Like Strike in Singapore, Hennig’s biggest problem in Hong Kong was getting staff to buy into the system, and he admits that management underestimated the requirement, not only to explain to staff what was wanted but also what the system would do to them. Would it make them redundant? Would their job scope change? Would they lose the business they were responsible for? Consequently, more time than anticipated was spent in educating and training staff. As a result, the company’s internal training programs underwent a transition, targeting for the first time clerical staff as well as sales executives and managers. Teaching them what they needed to know to be proficient on the system and how they could further their expertise, and instilling knowledge in them, made them valuable — and loyal — to Jebsen.
“It did take convincing that there was a benefit for them personally, but now clerical staff see themselves on a path rather than in a dead-end job that could be done anywhere,” says Hennig.

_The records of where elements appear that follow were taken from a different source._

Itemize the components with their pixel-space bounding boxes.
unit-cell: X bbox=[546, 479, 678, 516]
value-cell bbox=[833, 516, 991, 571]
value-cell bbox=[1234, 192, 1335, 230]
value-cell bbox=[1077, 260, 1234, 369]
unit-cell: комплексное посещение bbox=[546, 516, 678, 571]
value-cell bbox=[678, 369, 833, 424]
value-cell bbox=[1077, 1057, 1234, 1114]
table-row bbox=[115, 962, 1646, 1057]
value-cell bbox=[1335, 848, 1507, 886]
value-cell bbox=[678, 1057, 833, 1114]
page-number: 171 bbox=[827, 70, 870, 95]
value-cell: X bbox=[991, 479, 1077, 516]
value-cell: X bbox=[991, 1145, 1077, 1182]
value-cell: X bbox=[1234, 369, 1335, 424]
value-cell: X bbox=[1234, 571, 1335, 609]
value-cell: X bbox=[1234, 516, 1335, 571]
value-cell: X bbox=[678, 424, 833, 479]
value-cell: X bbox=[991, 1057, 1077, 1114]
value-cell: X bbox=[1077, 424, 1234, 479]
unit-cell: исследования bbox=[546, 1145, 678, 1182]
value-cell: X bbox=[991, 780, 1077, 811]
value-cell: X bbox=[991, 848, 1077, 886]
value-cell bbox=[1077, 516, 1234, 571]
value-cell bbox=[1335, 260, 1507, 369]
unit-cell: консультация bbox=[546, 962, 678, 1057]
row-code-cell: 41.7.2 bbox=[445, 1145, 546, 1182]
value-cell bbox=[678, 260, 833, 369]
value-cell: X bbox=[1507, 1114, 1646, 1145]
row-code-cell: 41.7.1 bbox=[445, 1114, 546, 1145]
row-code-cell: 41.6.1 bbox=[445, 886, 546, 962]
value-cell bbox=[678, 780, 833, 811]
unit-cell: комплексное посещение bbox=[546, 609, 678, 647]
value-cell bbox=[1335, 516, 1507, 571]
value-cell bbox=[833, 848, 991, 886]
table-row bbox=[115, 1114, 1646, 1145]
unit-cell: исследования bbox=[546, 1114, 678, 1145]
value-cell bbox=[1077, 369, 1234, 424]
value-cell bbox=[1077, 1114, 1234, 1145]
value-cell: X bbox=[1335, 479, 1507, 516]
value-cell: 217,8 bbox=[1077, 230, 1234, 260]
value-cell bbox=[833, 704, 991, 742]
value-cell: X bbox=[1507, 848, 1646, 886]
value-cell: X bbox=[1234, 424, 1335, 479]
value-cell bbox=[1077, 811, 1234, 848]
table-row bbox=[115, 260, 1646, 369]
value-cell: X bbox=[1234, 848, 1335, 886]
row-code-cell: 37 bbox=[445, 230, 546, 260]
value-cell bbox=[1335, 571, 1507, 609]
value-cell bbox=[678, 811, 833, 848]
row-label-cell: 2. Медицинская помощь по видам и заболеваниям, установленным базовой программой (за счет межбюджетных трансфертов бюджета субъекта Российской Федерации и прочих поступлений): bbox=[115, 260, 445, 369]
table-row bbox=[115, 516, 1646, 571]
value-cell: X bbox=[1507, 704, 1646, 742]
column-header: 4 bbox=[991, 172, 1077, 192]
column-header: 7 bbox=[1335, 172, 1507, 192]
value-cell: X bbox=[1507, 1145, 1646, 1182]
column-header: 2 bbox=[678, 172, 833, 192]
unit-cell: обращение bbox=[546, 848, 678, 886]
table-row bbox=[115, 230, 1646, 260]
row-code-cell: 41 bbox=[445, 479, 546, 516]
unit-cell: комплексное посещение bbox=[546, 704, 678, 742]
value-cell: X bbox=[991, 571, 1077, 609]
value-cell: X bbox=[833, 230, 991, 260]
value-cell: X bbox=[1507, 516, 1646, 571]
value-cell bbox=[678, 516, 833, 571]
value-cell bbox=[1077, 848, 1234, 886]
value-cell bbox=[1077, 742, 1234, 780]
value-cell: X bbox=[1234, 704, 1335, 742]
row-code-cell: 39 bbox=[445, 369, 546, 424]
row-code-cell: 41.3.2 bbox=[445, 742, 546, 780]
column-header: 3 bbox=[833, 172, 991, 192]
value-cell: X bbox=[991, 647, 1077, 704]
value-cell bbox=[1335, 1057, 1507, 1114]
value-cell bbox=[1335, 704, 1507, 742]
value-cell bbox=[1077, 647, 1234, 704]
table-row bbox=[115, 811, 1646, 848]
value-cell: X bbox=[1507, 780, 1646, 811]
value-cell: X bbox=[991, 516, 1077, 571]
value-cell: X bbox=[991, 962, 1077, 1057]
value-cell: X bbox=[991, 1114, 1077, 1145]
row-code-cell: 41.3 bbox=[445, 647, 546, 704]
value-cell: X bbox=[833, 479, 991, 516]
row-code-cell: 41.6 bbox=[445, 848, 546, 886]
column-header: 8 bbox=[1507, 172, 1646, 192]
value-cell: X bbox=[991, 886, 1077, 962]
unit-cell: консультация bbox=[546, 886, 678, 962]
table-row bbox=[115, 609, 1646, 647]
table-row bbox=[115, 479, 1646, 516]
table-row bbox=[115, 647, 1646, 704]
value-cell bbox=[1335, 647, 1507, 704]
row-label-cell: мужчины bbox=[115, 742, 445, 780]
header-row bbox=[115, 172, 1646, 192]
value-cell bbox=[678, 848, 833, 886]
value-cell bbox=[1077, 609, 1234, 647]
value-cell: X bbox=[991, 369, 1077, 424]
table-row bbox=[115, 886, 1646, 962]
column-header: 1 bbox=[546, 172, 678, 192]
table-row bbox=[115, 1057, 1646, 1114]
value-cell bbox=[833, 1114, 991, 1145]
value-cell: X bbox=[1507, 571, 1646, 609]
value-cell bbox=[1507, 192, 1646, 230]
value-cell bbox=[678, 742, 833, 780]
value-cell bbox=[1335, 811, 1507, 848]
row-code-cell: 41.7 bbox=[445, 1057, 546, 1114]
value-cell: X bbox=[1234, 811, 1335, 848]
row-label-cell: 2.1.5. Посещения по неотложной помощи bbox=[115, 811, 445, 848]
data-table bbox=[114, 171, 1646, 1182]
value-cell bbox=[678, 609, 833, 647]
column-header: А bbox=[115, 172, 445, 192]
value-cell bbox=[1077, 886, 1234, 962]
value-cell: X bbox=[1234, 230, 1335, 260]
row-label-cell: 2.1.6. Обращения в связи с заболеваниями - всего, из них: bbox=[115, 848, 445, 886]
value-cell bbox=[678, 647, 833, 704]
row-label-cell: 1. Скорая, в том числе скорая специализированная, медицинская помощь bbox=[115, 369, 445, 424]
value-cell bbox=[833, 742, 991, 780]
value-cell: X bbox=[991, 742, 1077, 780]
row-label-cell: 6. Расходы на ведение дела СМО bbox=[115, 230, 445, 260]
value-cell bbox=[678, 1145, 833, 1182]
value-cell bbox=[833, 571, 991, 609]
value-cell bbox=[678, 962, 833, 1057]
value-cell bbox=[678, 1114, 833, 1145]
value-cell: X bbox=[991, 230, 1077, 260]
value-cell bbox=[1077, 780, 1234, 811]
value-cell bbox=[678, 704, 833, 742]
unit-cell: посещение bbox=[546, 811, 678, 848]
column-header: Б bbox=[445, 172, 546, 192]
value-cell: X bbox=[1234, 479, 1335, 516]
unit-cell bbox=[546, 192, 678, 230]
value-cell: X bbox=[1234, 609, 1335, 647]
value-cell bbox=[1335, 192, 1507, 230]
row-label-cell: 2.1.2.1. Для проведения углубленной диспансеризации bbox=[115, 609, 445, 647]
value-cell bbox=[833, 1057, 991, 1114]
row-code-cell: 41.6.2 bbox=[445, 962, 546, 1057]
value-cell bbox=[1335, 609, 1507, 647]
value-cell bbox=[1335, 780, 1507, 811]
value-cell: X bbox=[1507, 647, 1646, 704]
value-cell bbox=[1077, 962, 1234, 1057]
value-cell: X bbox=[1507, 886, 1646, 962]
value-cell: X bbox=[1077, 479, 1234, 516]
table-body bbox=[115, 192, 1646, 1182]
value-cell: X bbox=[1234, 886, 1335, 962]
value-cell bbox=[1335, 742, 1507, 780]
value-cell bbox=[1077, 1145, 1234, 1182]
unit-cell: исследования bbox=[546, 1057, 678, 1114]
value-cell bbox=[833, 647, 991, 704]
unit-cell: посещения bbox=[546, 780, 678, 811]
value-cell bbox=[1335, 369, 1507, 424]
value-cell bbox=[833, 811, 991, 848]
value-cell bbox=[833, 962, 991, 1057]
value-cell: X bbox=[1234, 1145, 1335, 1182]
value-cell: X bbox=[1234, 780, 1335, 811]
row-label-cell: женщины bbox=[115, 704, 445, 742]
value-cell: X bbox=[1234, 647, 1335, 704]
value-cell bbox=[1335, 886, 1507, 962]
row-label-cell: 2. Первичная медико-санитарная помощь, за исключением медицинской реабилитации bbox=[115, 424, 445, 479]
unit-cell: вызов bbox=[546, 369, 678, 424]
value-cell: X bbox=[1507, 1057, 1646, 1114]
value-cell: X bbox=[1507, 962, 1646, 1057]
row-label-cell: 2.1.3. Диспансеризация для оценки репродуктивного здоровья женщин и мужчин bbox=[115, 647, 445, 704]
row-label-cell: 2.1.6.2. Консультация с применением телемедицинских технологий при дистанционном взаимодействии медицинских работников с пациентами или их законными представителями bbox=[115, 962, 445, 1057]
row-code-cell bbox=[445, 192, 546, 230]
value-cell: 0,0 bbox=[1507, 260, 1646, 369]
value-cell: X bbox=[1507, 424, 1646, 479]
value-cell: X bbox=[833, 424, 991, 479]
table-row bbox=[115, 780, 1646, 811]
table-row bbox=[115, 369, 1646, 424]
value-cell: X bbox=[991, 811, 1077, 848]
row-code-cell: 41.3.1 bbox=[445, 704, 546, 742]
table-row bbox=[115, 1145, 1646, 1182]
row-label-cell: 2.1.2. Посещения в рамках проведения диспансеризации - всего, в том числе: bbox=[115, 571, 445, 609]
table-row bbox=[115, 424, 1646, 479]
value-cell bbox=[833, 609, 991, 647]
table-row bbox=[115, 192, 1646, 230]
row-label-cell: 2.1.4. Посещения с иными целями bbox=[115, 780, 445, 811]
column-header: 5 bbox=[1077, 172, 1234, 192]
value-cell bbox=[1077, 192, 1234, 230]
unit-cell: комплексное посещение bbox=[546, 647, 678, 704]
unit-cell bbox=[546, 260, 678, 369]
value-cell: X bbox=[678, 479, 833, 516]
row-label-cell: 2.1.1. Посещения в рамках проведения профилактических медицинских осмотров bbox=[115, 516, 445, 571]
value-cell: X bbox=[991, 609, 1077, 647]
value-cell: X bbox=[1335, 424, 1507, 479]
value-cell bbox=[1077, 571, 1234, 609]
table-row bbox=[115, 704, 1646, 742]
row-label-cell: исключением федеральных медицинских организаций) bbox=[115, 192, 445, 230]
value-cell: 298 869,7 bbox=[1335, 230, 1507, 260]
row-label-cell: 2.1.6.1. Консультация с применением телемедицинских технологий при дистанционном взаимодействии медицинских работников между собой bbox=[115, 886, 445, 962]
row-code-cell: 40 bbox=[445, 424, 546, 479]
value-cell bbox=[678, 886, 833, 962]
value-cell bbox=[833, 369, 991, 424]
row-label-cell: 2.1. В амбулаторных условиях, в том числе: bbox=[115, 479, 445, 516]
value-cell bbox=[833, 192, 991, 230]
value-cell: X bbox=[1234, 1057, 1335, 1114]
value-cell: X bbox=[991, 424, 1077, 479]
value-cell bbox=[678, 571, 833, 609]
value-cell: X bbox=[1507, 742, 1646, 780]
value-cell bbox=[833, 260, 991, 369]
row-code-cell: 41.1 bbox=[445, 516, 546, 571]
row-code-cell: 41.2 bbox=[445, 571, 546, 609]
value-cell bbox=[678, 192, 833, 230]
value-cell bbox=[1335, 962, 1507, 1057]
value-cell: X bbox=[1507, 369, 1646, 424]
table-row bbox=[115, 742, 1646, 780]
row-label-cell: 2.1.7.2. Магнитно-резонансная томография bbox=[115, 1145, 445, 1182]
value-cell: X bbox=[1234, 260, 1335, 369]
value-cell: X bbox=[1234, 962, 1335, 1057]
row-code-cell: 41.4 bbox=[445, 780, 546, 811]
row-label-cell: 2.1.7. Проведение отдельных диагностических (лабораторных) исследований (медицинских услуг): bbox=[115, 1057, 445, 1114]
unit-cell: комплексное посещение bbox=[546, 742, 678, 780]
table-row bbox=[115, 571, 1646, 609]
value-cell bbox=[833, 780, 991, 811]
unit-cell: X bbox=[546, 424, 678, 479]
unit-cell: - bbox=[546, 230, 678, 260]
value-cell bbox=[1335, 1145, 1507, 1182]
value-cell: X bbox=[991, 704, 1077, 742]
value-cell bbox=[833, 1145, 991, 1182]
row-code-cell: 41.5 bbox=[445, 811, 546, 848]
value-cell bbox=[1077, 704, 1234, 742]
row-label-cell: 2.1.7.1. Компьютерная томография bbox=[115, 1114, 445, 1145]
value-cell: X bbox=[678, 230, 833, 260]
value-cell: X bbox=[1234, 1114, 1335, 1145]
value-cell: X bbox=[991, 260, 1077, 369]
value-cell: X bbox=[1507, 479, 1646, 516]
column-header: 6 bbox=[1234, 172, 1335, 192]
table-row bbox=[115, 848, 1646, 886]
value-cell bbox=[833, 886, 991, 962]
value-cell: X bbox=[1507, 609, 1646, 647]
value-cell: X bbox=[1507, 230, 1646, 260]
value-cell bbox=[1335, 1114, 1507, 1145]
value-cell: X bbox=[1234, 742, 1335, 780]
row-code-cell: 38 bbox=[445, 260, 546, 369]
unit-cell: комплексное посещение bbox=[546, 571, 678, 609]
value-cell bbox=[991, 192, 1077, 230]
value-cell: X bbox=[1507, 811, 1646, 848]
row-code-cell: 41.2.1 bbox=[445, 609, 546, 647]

KM may not offer CFOs an obvious path to ROI, but it probably offers an opportunity to transform or change an organization, which means it is better set up to operate in the 21st century’s so-called knowledge economy. Dee Hock, the founder and CEO of Visa USA and Visa International, believes that in five to ten years some organizations will disappear because they are not equipped to deal with the knowledge economy, in which everything is highly networked to technology and where business processes move ever faster. Knowledge management, however, could prove an effective strategy for CFOs bent on transforming and equipping their organizations to be more effective in this environment. Shame about the ROI.
Karen Winton is executive editor of eCFO and a senior writer at CFO Asia based in Hong Kong.
A Golden Argot
Like many business practices in the “knowledge economy,” knowledge management has its share of jargon. Here are the major terms and their simple interpretations.
- Community of practice: organized groups of people who share common practices, interests or aims, irrespective of job titles and hierarchy.
- Customer capital: the value of an organization’s relationships with its customers.
- Data mining: a software application to analyze data in databases. Analysis can reveal trends and patterns and can be used to improve vital business processes.
- Drilling down: being able to access increasingly detailed data, starting from a high level of a data hierarchy and working down through the data to the lowest level.
- Explicit knowledge: knowledge expressed in words and numbers and shared in the form of data, scientific formulae, specifications, manuals, etc. The opposite of tacit knowledge.
- Gatekeeper: individuals, units, or even objects that act as accepted channels used in the information seeking process. They often contribute to bridging cultures and value systems.
- Intellectual capital: the sum of everything the people of an organization know — the human, structural and customer capital — which can be converted into value or captured and leveraged.
- Knowledge base: an organized information structure, which aids the storage of intelligence in order to retrieve it to support a knowledge management strategy.
- Knowledge repositories: collections of knowledge, the contents of which are characterized by best practice and have been organized in some way to aid their visualization, manipulation and navigation.
- Knowledge worker: a participant in an economy where information and its manipulation are the commodity and the activity.
- Structural capital: assets not directly related to the presence of employees, including databases, customer lists, manuals, trademarks and organizational structures.
- Tacit knowledge: knowledge that is highly personal, not easily visible or expressible, and usually requires joint, shared activities in order to transmit it. It is the opposite of explicit knowledge.